Partitions are the unit of parallelism in Kafka by design. Not just for consumtion but kafka distributes the partiotions accross cluster which has different other benifits like sharing load among different servers, replication management for ensuring no Data loss, managing log to scale beyond a size that will fit on a single server etc.
Ordering of messages is a key factor as if you do not need a storng ordering then diving topics with multiple partitions will allow you to evenly distribute the load while producing (this will be handled by the producer itself). And while using consumer group you just need to add more consumer instances in the same group in order to consume them parallely.

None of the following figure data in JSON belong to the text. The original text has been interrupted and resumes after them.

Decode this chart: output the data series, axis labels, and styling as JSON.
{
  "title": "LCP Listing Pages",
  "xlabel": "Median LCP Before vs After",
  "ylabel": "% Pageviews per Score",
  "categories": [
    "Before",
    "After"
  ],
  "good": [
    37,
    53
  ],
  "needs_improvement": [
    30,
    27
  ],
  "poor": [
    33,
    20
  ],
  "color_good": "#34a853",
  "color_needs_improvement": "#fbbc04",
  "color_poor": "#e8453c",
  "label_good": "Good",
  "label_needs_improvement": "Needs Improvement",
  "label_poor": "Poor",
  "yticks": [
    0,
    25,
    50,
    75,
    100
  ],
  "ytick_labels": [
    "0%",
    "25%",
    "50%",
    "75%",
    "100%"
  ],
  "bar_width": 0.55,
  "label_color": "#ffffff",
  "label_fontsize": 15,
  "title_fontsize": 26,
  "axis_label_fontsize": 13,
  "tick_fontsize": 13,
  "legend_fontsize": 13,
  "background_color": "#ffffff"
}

Plus it limits the usecase, where a certain consumer type may want ordering over the messages, so splitting a topic into partitions may not be possible.
True,from the doc
However, if you require a total order over messages this can be achieved with a topic that has only one partition, though this will mean only one consumer process.
Maintaining ordering whiile consuming in distributed manner requires the messaging system to maintain per-message state to keep track of message acknowledgement. But this will involve a lot of expensive random I/O in the system. So clearly there is a trade-off.
Ideally, if a topic does not partitioning, there should be no need to partition it. This puts un-necessary logic on producer and also causes other consumer types to consume from these partitions that may only make sense to one type of consumer
Distributing messages across partitions is typically handled by the producer it self without any intervention from the programmers end (assuming you don't want to categories messages using key). And for the consumers as you just mentioned here the better choice would be to use Simple/Low level consumers which will allow you to consume only a subset of the partitions in a topic.
This seems like an odd design choice, because the consumer scalability is now bleeding into topic and even producer design
I believe for a system like Kafka which focuses on high throughput ( handle hundreds of megabytes of reads and writes per second from thousands of clients ), ensuring scalability and strong durability and fault-tolerance guarantees might not be a good fit for someone having totally a different business requirements.
Topic partitioning is primarily a way to scale out consumers and brokers so if you need many consumers to keep up then you need to partition the topic and add multiple consumer instances in the same consumer group. The producer API will manage partitions transparently. If you need to have certain consumers subscribing only to some partitions, then you need to use the simple consumer API instead of the high level API and in this case you don't have the consumer group concept and have to coordinate consumption yourself.
Message ordering is guaranteed within partitions but not between partitions so if this is a requirement it needs to be dealt with on consumer side.
Setting cleanup.policy=compact means that the Kafka brokers will keep the latest version of a message key indefinitely and use cases like that should be more for recording of data updates for things you intend to keep around rather than the log stream buffering use case.
You need to factor out the reading of Kafka messages from the subsequent processing of those messages. You can use partitions and consumer groups to make reading messages as fast as possible, but if you process the messages as part of your consumer logic then you'll just slow down your consumers. By streaming the messages from consumers to other classes that will perform your processing you can adjust the parallelism of the consumers and of the processors independently. You'll see this approach in technologies like Spark and Storm.
This approach does add one complication and that is that the consumer has to commit the message offset before the message has been processed. You may have to track the messages in flight to insure execute-exactly-once.